The latest opus of debauchery from the great Harmony Korine, The Beach Bum continues his more playful streak, full of carefree possibilities while existing in roughly the same cinematic universe of his previous film Spring Breakers. While James Franco’s Alien hustled hard for that paper, Matthew McConaughey’s Moondog inherited his wealth from wife Minnie (Isla Fisher). Moondog, an aspiring writer, lives large without a care in the world on his borrowed Southern Florida yacht. His days consist of getting high, drinking, and having trysts in random places including a kitchen of a local beach sidebar that’s played for laughs.

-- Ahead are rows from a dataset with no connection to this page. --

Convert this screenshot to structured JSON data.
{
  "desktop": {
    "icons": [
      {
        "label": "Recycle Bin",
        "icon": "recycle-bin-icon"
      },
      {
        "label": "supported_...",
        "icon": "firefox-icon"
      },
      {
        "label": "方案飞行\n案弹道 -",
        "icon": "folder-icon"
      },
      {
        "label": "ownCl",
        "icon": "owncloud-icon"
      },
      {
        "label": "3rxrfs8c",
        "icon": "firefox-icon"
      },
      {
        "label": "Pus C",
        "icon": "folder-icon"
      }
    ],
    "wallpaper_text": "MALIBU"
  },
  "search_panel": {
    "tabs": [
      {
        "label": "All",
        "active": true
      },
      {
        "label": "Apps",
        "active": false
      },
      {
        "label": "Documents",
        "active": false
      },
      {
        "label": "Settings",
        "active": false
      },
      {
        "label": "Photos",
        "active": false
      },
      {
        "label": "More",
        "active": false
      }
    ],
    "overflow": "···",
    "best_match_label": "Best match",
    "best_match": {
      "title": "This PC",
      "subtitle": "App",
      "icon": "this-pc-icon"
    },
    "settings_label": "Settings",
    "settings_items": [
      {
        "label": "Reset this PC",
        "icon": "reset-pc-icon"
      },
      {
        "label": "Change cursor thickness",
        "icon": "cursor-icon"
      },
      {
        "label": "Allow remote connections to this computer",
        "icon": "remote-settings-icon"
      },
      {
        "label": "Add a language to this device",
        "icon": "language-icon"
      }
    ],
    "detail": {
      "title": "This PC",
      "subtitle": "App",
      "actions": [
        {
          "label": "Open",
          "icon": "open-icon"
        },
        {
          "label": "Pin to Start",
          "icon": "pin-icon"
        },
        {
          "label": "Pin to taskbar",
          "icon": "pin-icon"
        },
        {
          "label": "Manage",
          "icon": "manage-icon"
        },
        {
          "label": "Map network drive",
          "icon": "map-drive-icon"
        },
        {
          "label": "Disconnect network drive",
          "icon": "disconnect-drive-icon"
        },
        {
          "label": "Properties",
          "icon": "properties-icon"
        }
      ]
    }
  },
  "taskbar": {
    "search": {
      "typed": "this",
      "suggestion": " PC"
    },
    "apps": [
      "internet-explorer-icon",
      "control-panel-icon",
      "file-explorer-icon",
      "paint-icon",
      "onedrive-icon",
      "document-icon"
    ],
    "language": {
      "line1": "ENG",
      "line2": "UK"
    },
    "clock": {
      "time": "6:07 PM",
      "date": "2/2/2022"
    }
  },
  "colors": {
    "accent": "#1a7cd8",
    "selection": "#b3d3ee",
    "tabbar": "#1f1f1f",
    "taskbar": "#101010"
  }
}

Existing in the same heightened reality of his 2012 hit, Korine gleefully adapts and upscales the IDGAF tone of his previous works including Kids, the Larry Clark feature Korine wrote at age 22, and Gummo. The Beach Bum has the feeling of a director who has essentially semi-retired and gone south, chronicling the lifestyles of the debauchery of excess. A carefree McConaughey is gleefully game for the challenge, happily running around in a thong until he’s called back into his wife’s life upon the news of his daughter Heather’s (Stefania LaVie Owen) marriage to a straight arrow. Minnie carries on her affairs with Lingerie (Snoop Dogg) in a waterfront mansion that evokes Trump’s Mar-a-Lago. What transpires as the wedding kicks off is a series of uncomfortable and embarrassing situations as McConaughey lets loose before hitting rock bottom.
The primary reason to see The Beach Bum is McConaughey’s strong comic performance in a film that is by design a hot mess; what more would you expect from the director of Trash Humpers? McConaughey, Korine, and an excellent cast–which includes rehab companion Flicker (Zac Efron)–constantly keep us on our toes in a piece of work that could be described as the narrative behind a lifestyle-focused music video, arriving somewhere between gangster rap and Jimmy Buffett. The film even throws the Margaritaville singer in for good measure.

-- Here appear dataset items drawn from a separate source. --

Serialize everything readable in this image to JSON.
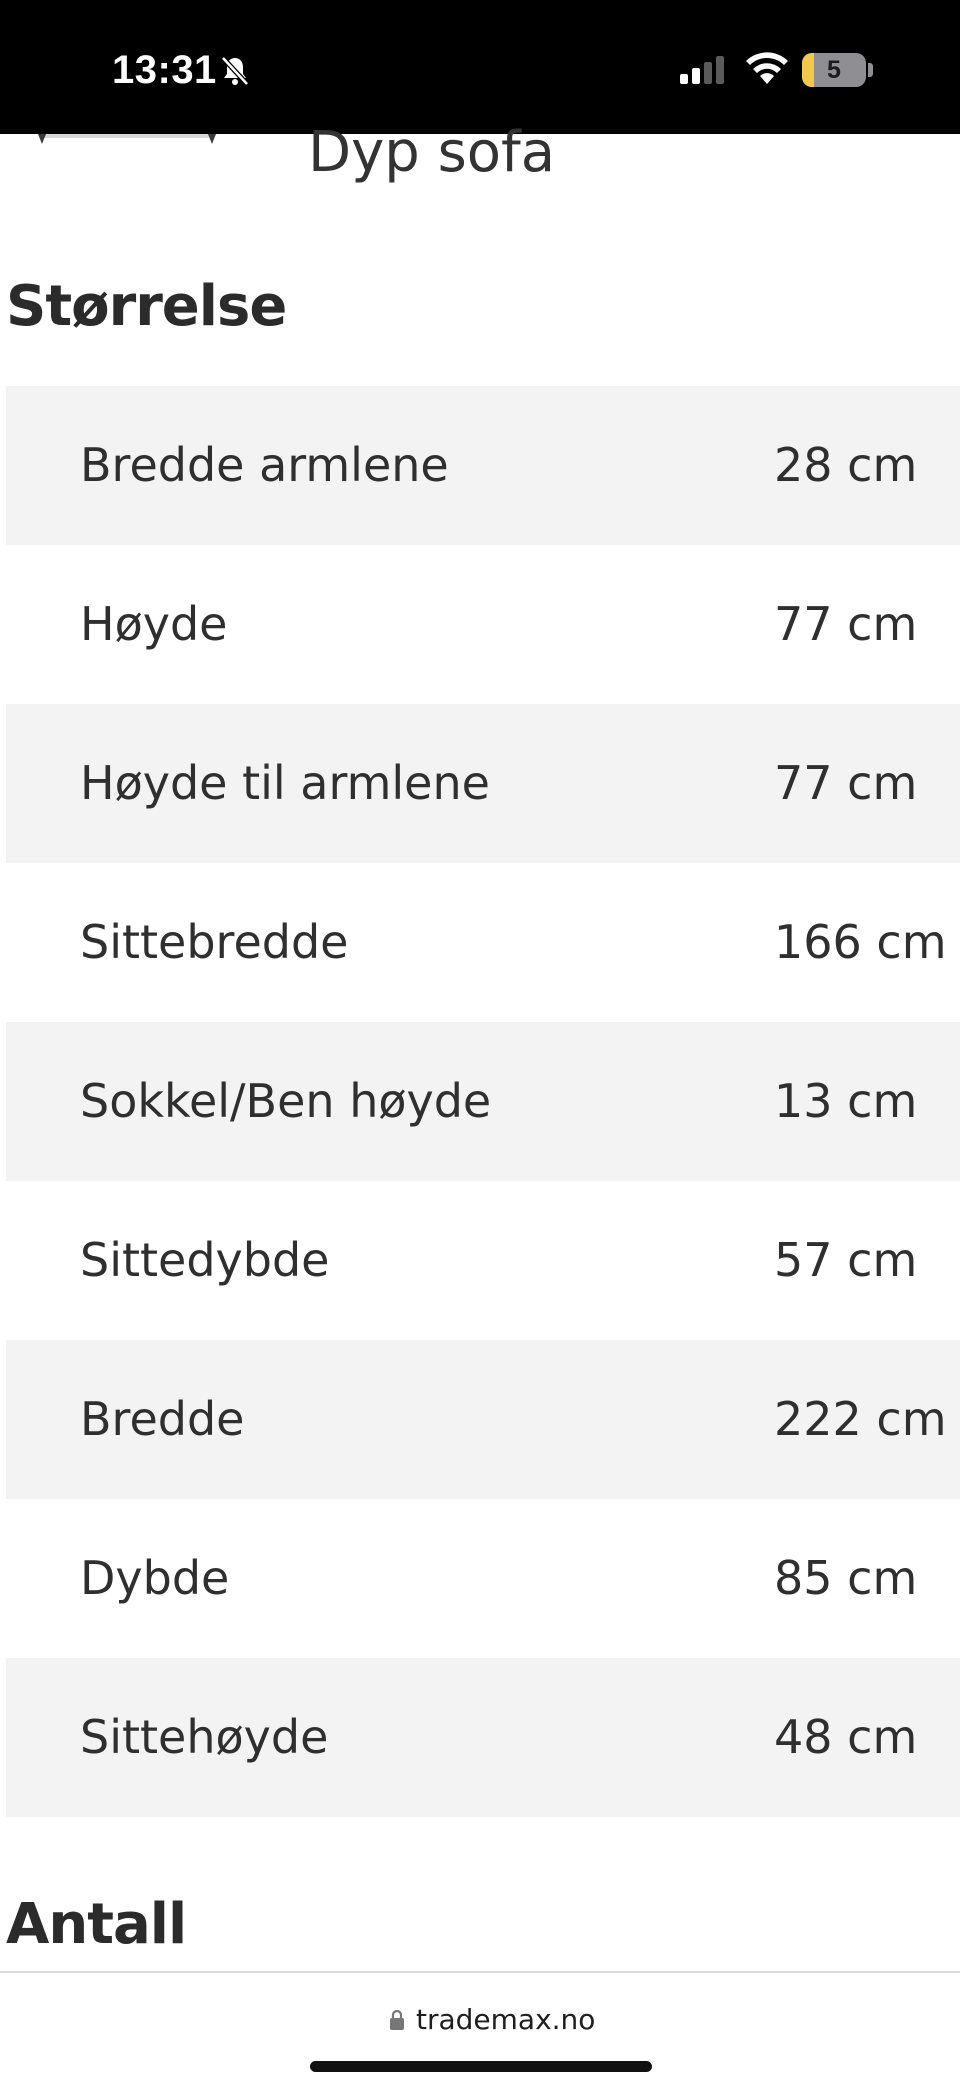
{
  "status_bar": {
    "time": "13:31",
    "battery_level": "5",
    "icons": [
      "bell-off-icon",
      "signal-icon",
      "wifi-icon",
      "battery-icon"
    ]
  },
  "product": {
    "name": "Dyp sofa"
  },
  "size_section": {
    "title": "Størrelse",
    "rows": [
      {
        "label": "Bredde armlene",
        "value": "28 cm"
      },
      {
        "label": "Høyde",
        "value": "77 cm"
      },
      {
        "label": "Høyde til armlene",
        "value": "77 cm"
      },
      {
        "label": "Sittebredde",
        "value": "166 cm"
      },
      {
        "label": "Sokkel/Ben høyde",
        "value": "13 cm"
      },
      {
        "label": "Sittedybde",
        "value": "57 cm"
      },
      {
        "label": "Bredde",
        "value": "222 cm"
      },
      {
        "label": "Dybde",
        "value": "85 cm"
      },
      {
        "label": "Sittehøyde",
        "value": "48 cm"
      }
    ]
  },
  "count_section": {
    "title": "Antall"
  },
  "browser": {
    "url": "trademax.no"
  },
  "colors": {
    "row_shade": "#f3f3f3",
    "text": "#2b2b2b",
    "status_bar": "#000000",
    "battery_fill": "#f2c94c"
  }
}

The redemption story of Moondog later intersects with wacky Southern Florida characters that wouldn’t be out of place in a Billy Corben documentary, including Martin Lawrence’s Captain Wack, a con artist who briefly partners with Moondog to fool evangelical families into attending whale watching tours. Like Trash Humpers, The Beach Bum is a difficult film to describe; both titles capture the events that transpire without much additional explanation. Moment to moment, The Beach Bum has a rigged playful complexity that you either respond to or reject, much like our hero Moondog’s view of capitalism and materialism. Here’s a guy that’s just as happy at rock bottom as he is on top of the world; some guys will always land on their feet. The Beach Bum is a skillfully crafted and often hilariously entertaining, but like an evening with Moondog, it might leave you with a hangover.
The Beach Bum premiered at SXSW and opens on March 29.